None of those retired military officers backed up Shane Ladner's 1991 war story that a grenade explosion left him wounded while on a secret mission in Central or South America.

Ladner maintains that he was personally awarded a Purple Heart in mid to late January 1991 when he woke up in his hospital bed to find the award pinned to his pillow.

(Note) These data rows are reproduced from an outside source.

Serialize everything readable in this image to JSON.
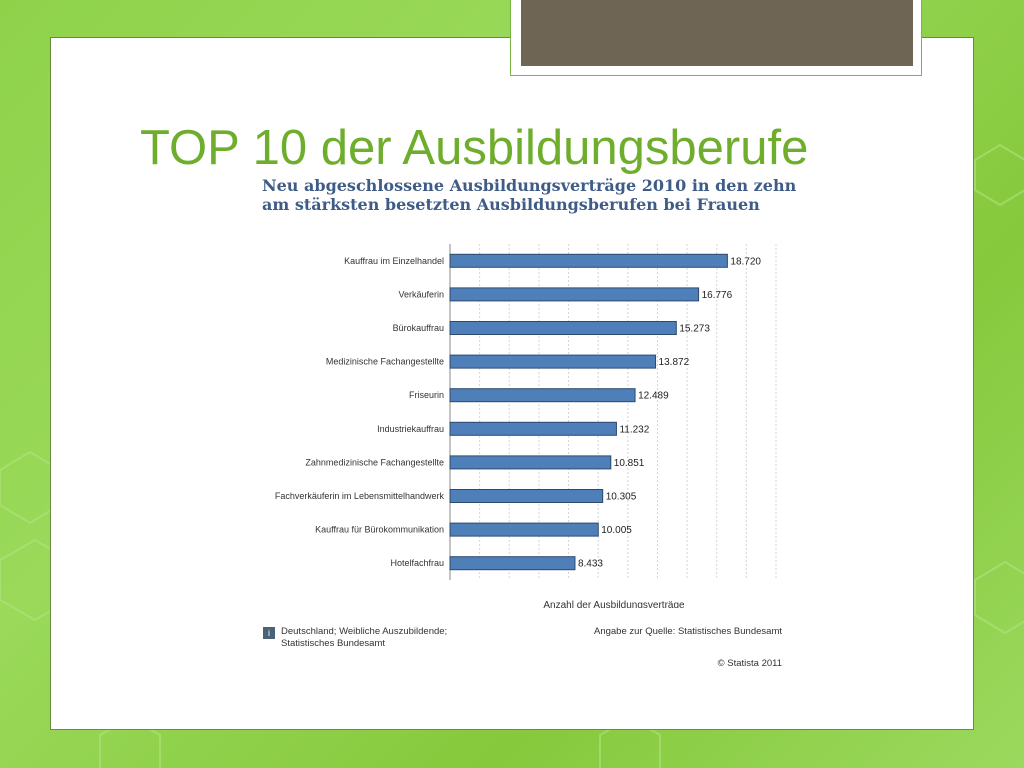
{
  "slide": {
    "title": "TOP 10 der Ausbildungsberufe",
    "colors": {
      "background": "#8fd24a",
      "title": "#6fae2d",
      "accent_box": "#6f6555"
    }
  },
  "chart_data": {
    "type": "bar",
    "orientation": "horizontal",
    "title": "Neu abgeschlossene Ausbildungsverträge 2010 in den zehn am stärksten besetzten Ausbildungsberufen bei Frauen",
    "categories": [
      "Kauffrau im Einzelhandel",
      "Verkäuferin",
      "Bürokauffrau",
      "Medizinische Fachangestellte",
      "Friseurin",
      "Industriekauffrau",
      "Zahnmedizinische Fachangestellte",
      "Fachverkäuferin im Lebensmittelhandwerk",
      "Kauffrau für Bürokommunikation",
      "Hotelfachfrau"
    ],
    "values": [
      18720,
      16776,
      15273,
      13872,
      12489,
      11232,
      10851,
      10305,
      10005,
      8433
    ],
    "value_labels": [
      "18.720",
      "16.776",
      "15.273",
      "13.872",
      "12.489",
      "11.232",
      "10.851",
      "10.305",
      "10.005",
      "8.433"
    ],
    "xlabel": "Anzahl der Ausbildungsverträge",
    "ylabel": "",
    "xlim": [
      0,
      22000
    ],
    "grid": true,
    "bar_color": "#4f7fb8",
    "footnote_left": "Deutschland; Weibliche Auszubildende; Statistisches Bundesamt",
    "footnote_right": "Angabe zur Quelle: Statistisches Bundesamt",
    "info_icon_label": "i",
    "copyright": "© Statista 2011"
  }
}
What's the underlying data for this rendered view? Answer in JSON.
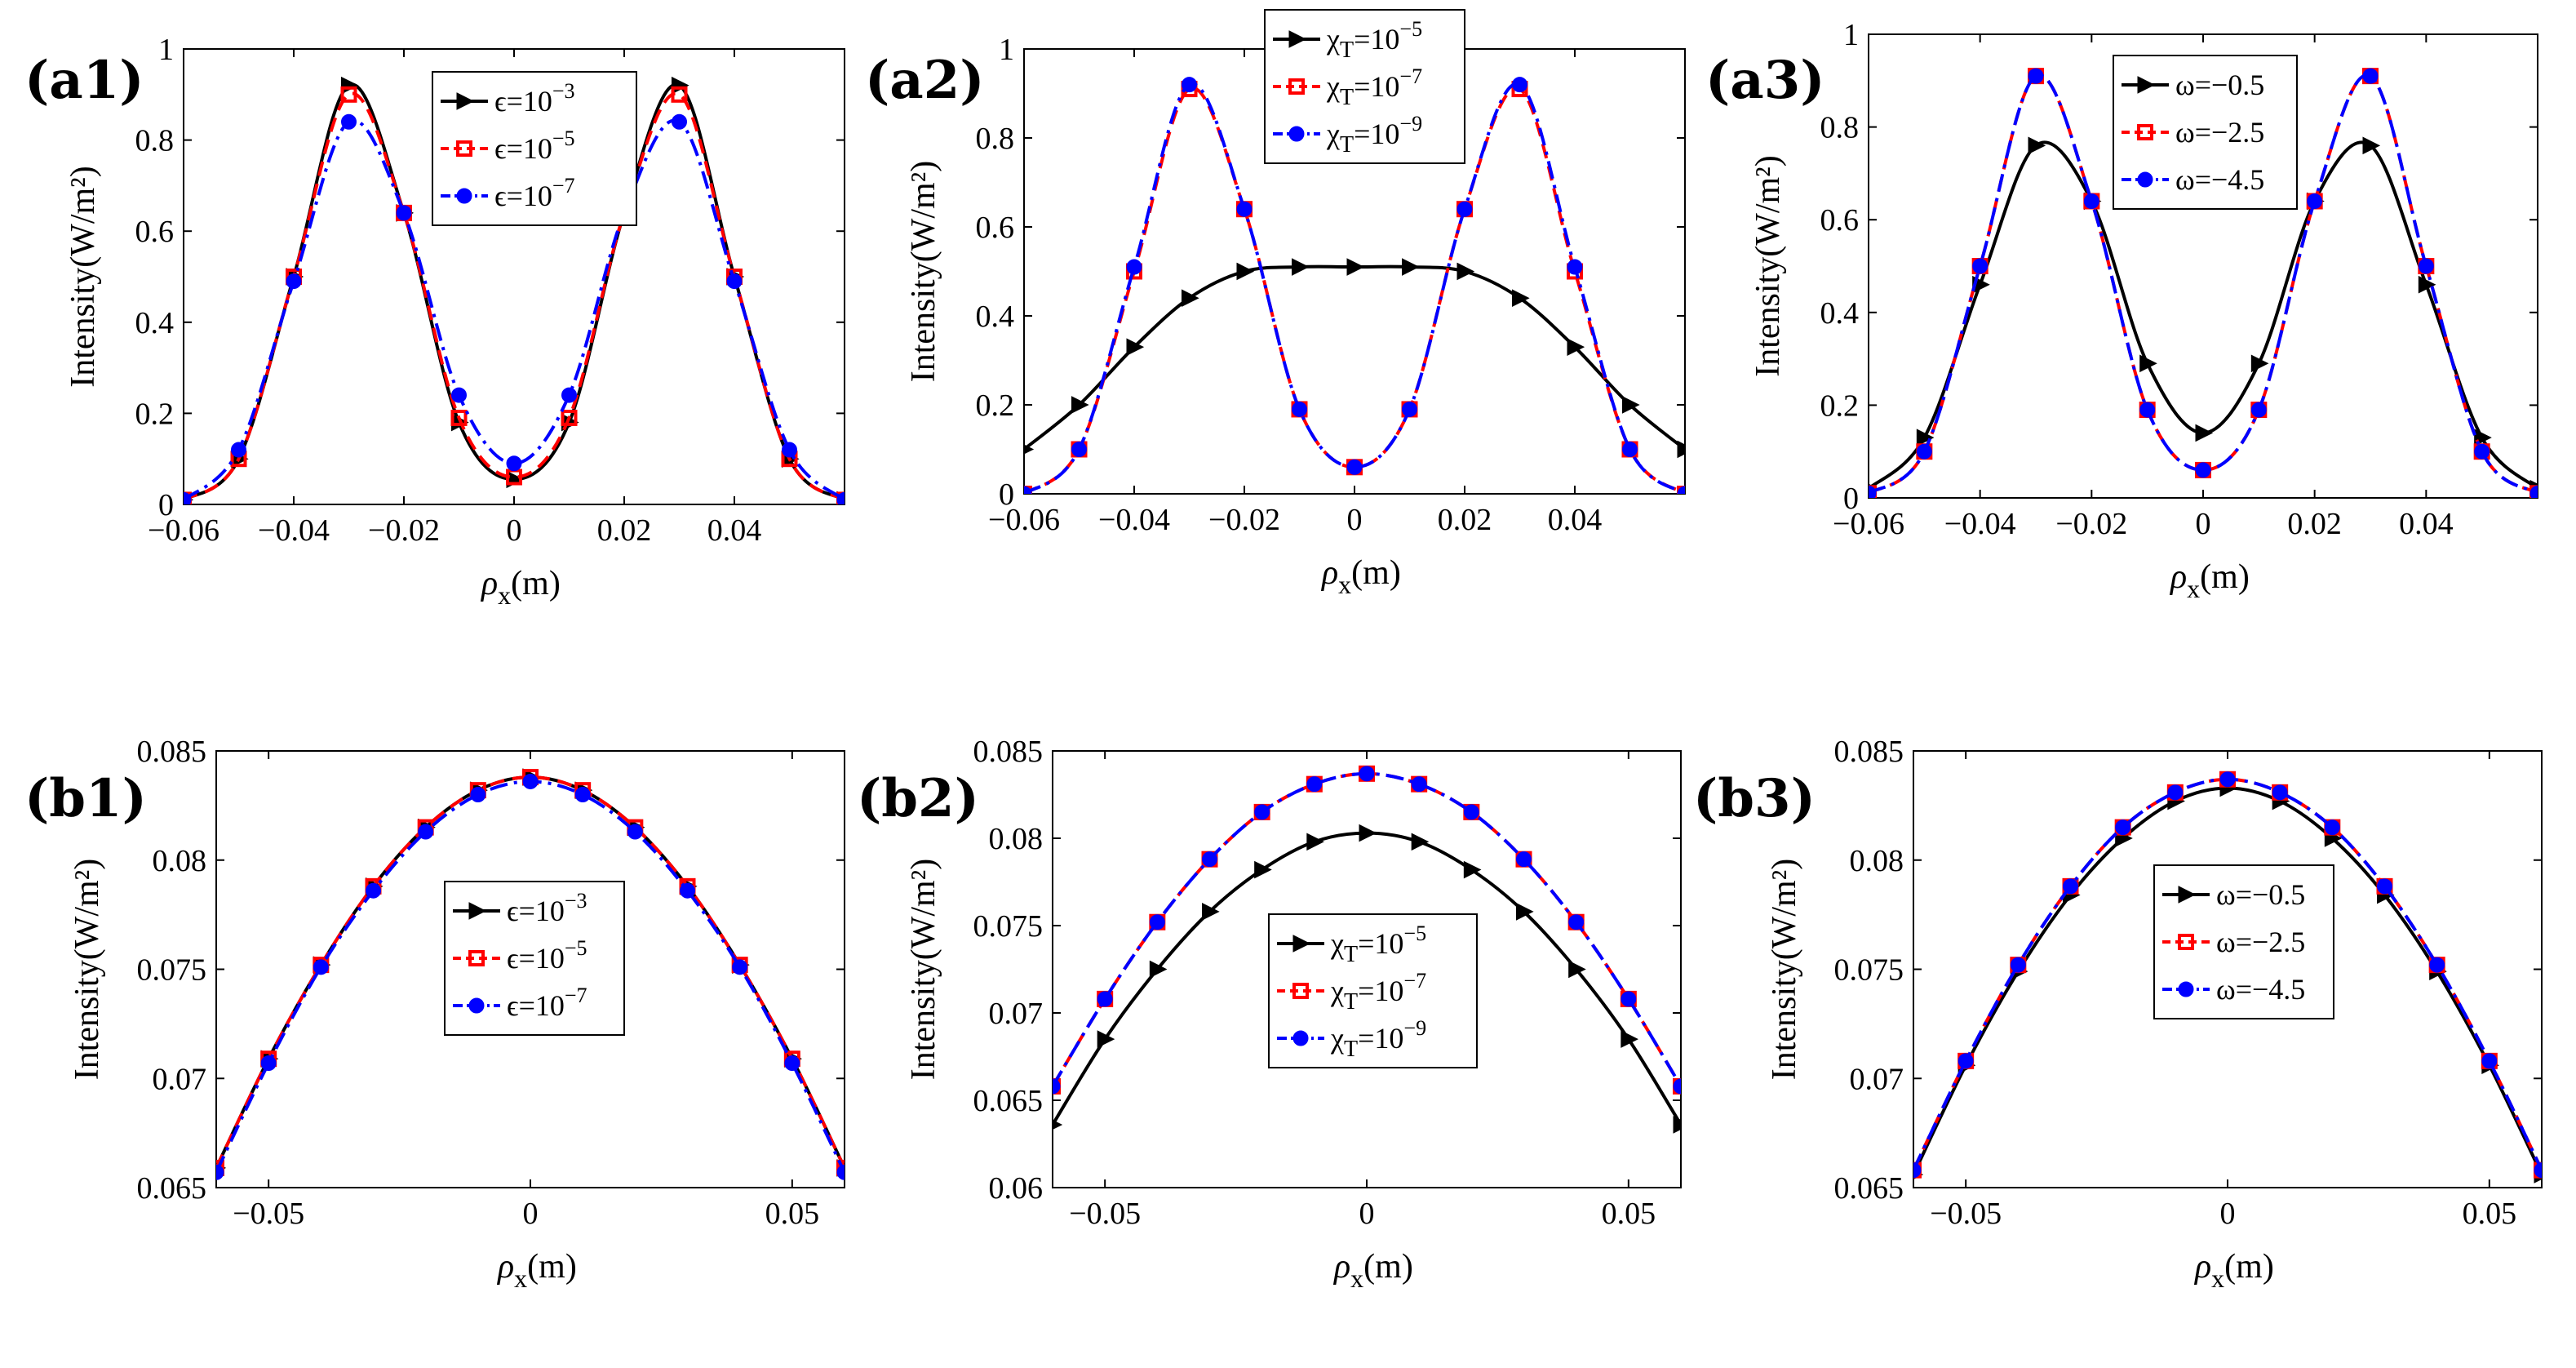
{
  "figure": {
    "background": "#ffffff"
  },
  "styles": {
    "series": [
      {
        "color": "#000000",
        "dash": "",
        "marker": "triangle-right"
      },
      {
        "color": "#ff0000",
        "dash": "18,10",
        "marker": "square"
      },
      {
        "color": "#0000ff",
        "dash": "22,8,4,8",
        "marker": "circle"
      }
    ]
  },
  "chart_data": [
    {
      "id": "a1",
      "panel_label": "(a1)",
      "type": "line",
      "ylabel": "Intensity(W/m²)",
      "xlabel_main": "ρ",
      "xlabel_sub": "x",
      "xlabel_unit": "(m)",
      "xlim": [
        -0.06,
        0.06
      ],
      "ylim": [
        0,
        1
      ],
      "xticks": [
        -0.06,
        -0.04,
        -0.02,
        0,
        0.02,
        0.04
      ],
      "xtick_labels": [
        "−0.06",
        "−0.04",
        "−0.02",
        "0",
        "0.02",
        "0.04"
      ],
      "yticks": [
        0,
        0.2,
        0.4,
        0.6,
        0.8,
        1
      ],
      "ytick_labels": [
        "0",
        "0.2",
        "0.4",
        "0.6",
        "0.8",
        "1"
      ],
      "legend_position": "top-center",
      "legend": [
        {
          "prefix": "ϵ=10",
          "exp": "−3"
        },
        {
          "prefix": "ϵ=10",
          "exp": "−5"
        },
        {
          "prefix": "ϵ=10",
          "exp": "−7"
        }
      ],
      "x": [
        -0.06,
        -0.05,
        -0.04,
        -0.03,
        -0.02,
        -0.01,
        0,
        0.01,
        0.02,
        0.03,
        0.04,
        0.05,
        0.06
      ],
      "series": [
        {
          "name": "ϵ=10^−3",
          "values": [
            0.01,
            0.1,
            0.5,
            0.92,
            0.64,
            0.18,
            0.055,
            0.18,
            0.64,
            0.92,
            0.5,
            0.1,
            0.01
          ]
        },
        {
          "name": "ϵ=10^−5",
          "values": [
            0.01,
            0.1,
            0.5,
            0.9,
            0.64,
            0.19,
            0.06,
            0.19,
            0.64,
            0.9,
            0.5,
            0.1,
            0.01
          ]
        },
        {
          "name": "ϵ=10^−7",
          "values": [
            0.01,
            0.12,
            0.49,
            0.84,
            0.64,
            0.24,
            0.09,
            0.24,
            0.64,
            0.84,
            0.49,
            0.12,
            0.01
          ]
        }
      ]
    },
    {
      "id": "a2",
      "panel_label": "(a2)",
      "type": "line",
      "ylabel": "Intensity(W/m²)",
      "xlabel_main": "ρ",
      "xlabel_sub": "x",
      "xlabel_unit": "(m)",
      "xlim": [
        -0.06,
        0.06
      ],
      "ylim": [
        0,
        1
      ],
      "xticks": [
        -0.06,
        -0.04,
        -0.02,
        0,
        0.02,
        0.04
      ],
      "xtick_labels": [
        "−0.06",
        "−0.04",
        "−0.02",
        "0",
        "0.02",
        "0.04"
      ],
      "yticks": [
        0,
        0.2,
        0.4,
        0.6,
        0.8,
        1
      ],
      "ytick_labels": [
        "0",
        "0.2",
        "0.4",
        "0.6",
        "0.8",
        "1"
      ],
      "legend_position": "top-center",
      "legend": [
        {
          "prefix": "χ",
          "sub": "T",
          "mid": "=10",
          "exp": "−5"
        },
        {
          "prefix": "χ",
          "sub": "T",
          "mid": "=10",
          "exp": "−7"
        },
        {
          "prefix": "χ",
          "sub": "T",
          "mid": "=10",
          "exp": "−9"
        }
      ],
      "x": [
        -0.06,
        -0.05,
        -0.04,
        -0.03,
        -0.02,
        -0.01,
        0,
        0.01,
        0.02,
        0.03,
        0.04,
        0.05,
        0.06
      ],
      "series": [
        {
          "name": "χ_T=10^−5",
          "values": [
            0.1,
            0.2,
            0.33,
            0.44,
            0.5,
            0.51,
            0.51,
            0.51,
            0.5,
            0.44,
            0.33,
            0.2,
            0.1
          ]
        },
        {
          "name": "χ_T=10^−7",
          "values": [
            0.0,
            0.1,
            0.5,
            0.91,
            0.64,
            0.19,
            0.06,
            0.19,
            0.64,
            0.91,
            0.5,
            0.1,
            0.0
          ]
        },
        {
          "name": "χ_T=10^−9",
          "values": [
            0.0,
            0.1,
            0.51,
            0.92,
            0.64,
            0.19,
            0.06,
            0.19,
            0.64,
            0.92,
            0.51,
            0.1,
            0.0
          ]
        }
      ]
    },
    {
      "id": "a3",
      "panel_label": "(a3)",
      "type": "line",
      "ylabel": "Intensity(W/m²)",
      "xlabel_main": "ρ",
      "xlabel_sub": "x",
      "xlabel_unit": "(m)",
      "xlim": [
        -0.06,
        0.06
      ],
      "ylim": [
        0,
        1
      ],
      "xticks": [
        -0.06,
        -0.04,
        -0.02,
        0,
        0.02,
        0.04
      ],
      "xtick_labels": [
        "−0.06",
        "−0.04",
        "−0.02",
        "0",
        "0.02",
        "0.04"
      ],
      "yticks": [
        0,
        0.2,
        0.4,
        0.6,
        0.8,
        1
      ],
      "ytick_labels": [
        "0",
        "0.2",
        "0.4",
        "0.6",
        "0.8",
        "1"
      ],
      "legend_position": "top-center",
      "legend": [
        {
          "prefix": "ω=−0.5"
        },
        {
          "prefix": "ω=−2.5"
        },
        {
          "prefix": "ω=−4.5"
        }
      ],
      "x": [
        -0.06,
        -0.05,
        -0.04,
        -0.03,
        -0.02,
        -0.01,
        0,
        0.01,
        0.02,
        0.03,
        0.04,
        0.05,
        0.06
      ],
      "series": [
        {
          "name": "ω=−0.5",
          "values": [
            0.02,
            0.13,
            0.46,
            0.76,
            0.64,
            0.29,
            0.14,
            0.29,
            0.64,
            0.76,
            0.46,
            0.13,
            0.02
          ]
        },
        {
          "name": "ω=−2.5",
          "values": [
            0.01,
            0.1,
            0.5,
            0.91,
            0.64,
            0.19,
            0.06,
            0.19,
            0.64,
            0.91,
            0.5,
            0.1,
            0.01
          ]
        },
        {
          "name": "ω=−4.5",
          "values": [
            0.01,
            0.1,
            0.5,
            0.91,
            0.64,
            0.19,
            0.06,
            0.19,
            0.64,
            0.91,
            0.5,
            0.1,
            0.01
          ]
        }
      ]
    },
    {
      "id": "b1",
      "panel_label": "(b1)",
      "type": "line",
      "ylabel": "Intensity(W/m²)",
      "xlabel_main": "ρ",
      "xlabel_sub": "x",
      "xlabel_unit": "(m)",
      "xlim": [
        -0.06,
        0.06
      ],
      "ylim": [
        0.065,
        0.085
      ],
      "xticks": [
        -0.05,
        0,
        0.05
      ],
      "xtick_labels": [
        "−0.05",
        "0",
        "0.05"
      ],
      "yticks": [
        0.065,
        0.07,
        0.075,
        0.08,
        0.085
      ],
      "ytick_labels": [
        "0.065",
        "0.07",
        "0.075",
        "0.08",
        "0.085"
      ],
      "legend_position": "center",
      "legend": [
        {
          "prefix": "ϵ=10",
          "exp": "−3"
        },
        {
          "prefix": "ϵ=10",
          "exp": "−5"
        },
        {
          "prefix": "ϵ=10",
          "exp": "−7"
        }
      ],
      "x": [
        -0.06,
        -0.05,
        -0.04,
        -0.03,
        -0.02,
        -0.01,
        0,
        0.01,
        0.02,
        0.03,
        0.04,
        0.05,
        0.06
      ],
      "series": [
        {
          "name": "ϵ=10^−3",
          "values": [
            0.0659,
            0.0709,
            0.0752,
            0.0788,
            0.0815,
            0.0832,
            0.0838,
            0.0832,
            0.0815,
            0.0788,
            0.0752,
            0.0709,
            0.0659
          ]
        },
        {
          "name": "ϵ=10^−5",
          "values": [
            0.0659,
            0.0709,
            0.0752,
            0.0788,
            0.0815,
            0.0832,
            0.0838,
            0.0832,
            0.0815,
            0.0788,
            0.0752,
            0.0709,
            0.0659
          ]
        },
        {
          "name": "ϵ=10^−7",
          "values": [
            0.0657,
            0.0707,
            0.0751,
            0.0786,
            0.0813,
            0.083,
            0.0836,
            0.083,
            0.0813,
            0.0786,
            0.0751,
            0.0707,
            0.0657
          ]
        }
      ]
    },
    {
      "id": "b2",
      "panel_label": "(b2)",
      "type": "line",
      "ylabel": "Intensity(W/m²)",
      "xlabel_main": "ρ",
      "xlabel_sub": "x",
      "xlabel_unit": "(m)",
      "xlim": [
        -0.06,
        0.06
      ],
      "ylim": [
        0.06,
        0.085
      ],
      "xticks": [
        -0.05,
        0,
        0.05
      ],
      "xtick_labels": [
        "−0.05",
        "0",
        "0.05"
      ],
      "yticks": [
        0.06,
        0.065,
        0.07,
        0.075,
        0.08,
        0.085
      ],
      "ytick_labels": [
        "0.06",
        "0.065",
        "0.07",
        "0.075",
        "0.08",
        "0.085"
      ],
      "legend_position": "bottom-center",
      "legend": [
        {
          "prefix": "χ",
          "sub": "T",
          "mid": "=10",
          "exp": "−5"
        },
        {
          "prefix": "χ",
          "sub": "T",
          "mid": "=10",
          "exp": "−7"
        },
        {
          "prefix": "χ",
          "sub": "T",
          "mid": "=10",
          "exp": "−9"
        }
      ],
      "x": [
        -0.06,
        -0.05,
        -0.04,
        -0.03,
        -0.02,
        -0.01,
        0,
        0.01,
        0.02,
        0.03,
        0.04,
        0.05,
        0.06
      ],
      "series": [
        {
          "name": "χ_T=10^−5",
          "values": [
            0.0636,
            0.0685,
            0.0725,
            0.0758,
            0.0782,
            0.0798,
            0.0803,
            0.0798,
            0.0782,
            0.0758,
            0.0725,
            0.0685,
            0.0636
          ]
        },
        {
          "name": "χ_T=10^−7",
          "values": [
            0.0658,
            0.0708,
            0.0752,
            0.0788,
            0.0815,
            0.0831,
            0.0837,
            0.0831,
            0.0815,
            0.0788,
            0.0752,
            0.0708,
            0.0658
          ]
        },
        {
          "name": "χ_T=10^−9",
          "values": [
            0.0658,
            0.0708,
            0.0752,
            0.0788,
            0.0815,
            0.0831,
            0.0837,
            0.0831,
            0.0815,
            0.0788,
            0.0752,
            0.0708,
            0.0658
          ]
        }
      ]
    },
    {
      "id": "b3",
      "panel_label": "(b3)",
      "type": "line",
      "ylabel": "Intensity(W/m²)",
      "xlabel_main": "ρ",
      "xlabel_sub": "x",
      "xlabel_unit": "(m)",
      "xlim": [
        -0.06,
        0.06
      ],
      "ylim": [
        0.065,
        0.085
      ],
      "xticks": [
        -0.05,
        0,
        0.05
      ],
      "xtick_labels": [
        "−0.05",
        "0",
        "0.05"
      ],
      "yticks": [
        0.065,
        0.07,
        0.075,
        0.08,
        0.085
      ],
      "ytick_labels": [
        "0.065",
        "0.07",
        "0.075",
        "0.08",
        "0.085"
      ],
      "legend_position": "center",
      "legend": [
        {
          "prefix": "ω=−0.5"
        },
        {
          "prefix": "ω=−2.5"
        },
        {
          "prefix": "ω=−4.5"
        }
      ],
      "x": [
        -0.06,
        -0.05,
        -0.04,
        -0.03,
        -0.02,
        -0.01,
        0,
        0.01,
        0.02,
        0.03,
        0.04,
        0.05,
        0.06
      ],
      "series": [
        {
          "name": "ω=−0.5",
          "values": [
            0.0656,
            0.0706,
            0.0749,
            0.0784,
            0.081,
            0.0827,
            0.0833,
            0.0827,
            0.081,
            0.0784,
            0.0749,
            0.0706,
            0.0656
          ]
        },
        {
          "name": "ω=−2.5",
          "values": [
            0.0658,
            0.0708,
            0.0752,
            0.0788,
            0.0815,
            0.0831,
            0.0837,
            0.0831,
            0.0815,
            0.0788,
            0.0752,
            0.0708,
            0.0658
          ]
        },
        {
          "name": "ω=−4.5",
          "values": [
            0.0658,
            0.0708,
            0.0752,
            0.0788,
            0.0815,
            0.0831,
            0.0837,
            0.0831,
            0.0815,
            0.0788,
            0.0752,
            0.0708,
            0.0658
          ]
        }
      ]
    }
  ]
}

He said it came after a firefight during a top secret jungle mission aimed at drug traffickers. It was the first of several secret missions he says he participated in, even though he was 18 years old and just a few months out of boot camp and high school.

Investigators tracked down military doctors and officers who served with Ladner that year, including the commander at Soto Cano Air Base in Honduras who just happened to be retired and living in nearby Forsyth County.

"We had no combat operations conducted out of our facility. Classified or unclassified," retired brigadier general John Walsh flatly stated. "They didn't exist."

Walsh was an Army colonel commanding Joint Task Force Bravo in Honduras in January 1991 when Private First Class Shane Ladner arrived to be a military police officer.

Ladner has said he was wounded in his very first secret mission, then exposed himself to enemy fire and took out a machine gun nest on a later secret mission.

General Walsh testified there were no secret missions.

"When I was the commander of Joint Task Force Bravo, we never conducted combat operations of any sort of kind," he told the jury. "No counter-narcotics operations. It wasn't even part of our mission."

Ladner is on trial on charges he lied to Cherokee County investigators about his war wound, and lied to the tax commissioner to get a tax-free Purple Heart license plate for his pickup truck.

Ladner claims he was hit by shrapnel during that supposed jungle firefight, leaving him with stitches, a six-inch battle scar and limited to light duty for several weeks.

But Ladner's military medical records from that year don't mention any treatment for a shrapnel wound -- or any wound for that matter -- just mundane maladies like vomiting or a twisted ankle.

Colonel Percy Dunagin commanded all medical operations on the Honduran base during the time Ladner says he was wounded.

He testified his people never handled any wounded soldiers.

"No," Dr. Dunagin stressed. "Never."

Dr. Roland Weiser commanded medical operations in the second half of 1991. When asked about the possibility his hospital treated a combat wounded soldier that year, he said "no," then answering the question more like drill sergeant than doctor, "I said I thought it was bulls---."

Investigators even found Ladner's battalion commander from that time. Retired Colonel Walter Wright said no one got a Purple Heart while he was there.

"If someone had been awarded a Purple Heart, would it have been important for you to know?" asked assistant district attorney Zachary Smith.

"It would have been important and it would have been rare."

Yet Ladner has produced a document he says he got from the military that lists a Purple Heart and other impressive awards. Prosecutors have told the jury this document does not exist in his official military files.

Assistant D.A. Smith pointed out all those awards to retired Colonel Wright.

"Would those be things on the face of this document from your experience actually being in country at the same time as the defendant that would cause you from the face of this document to question its authenticity?"

"Yes," Wright answered.

Ladner sued FOX 5 after our investigation in 2013 poked holes in his original war story that he was wounded during the invasion of Panama. That lawsuit was dismissed but he has appealed.

The state could wrap up its case Thursday.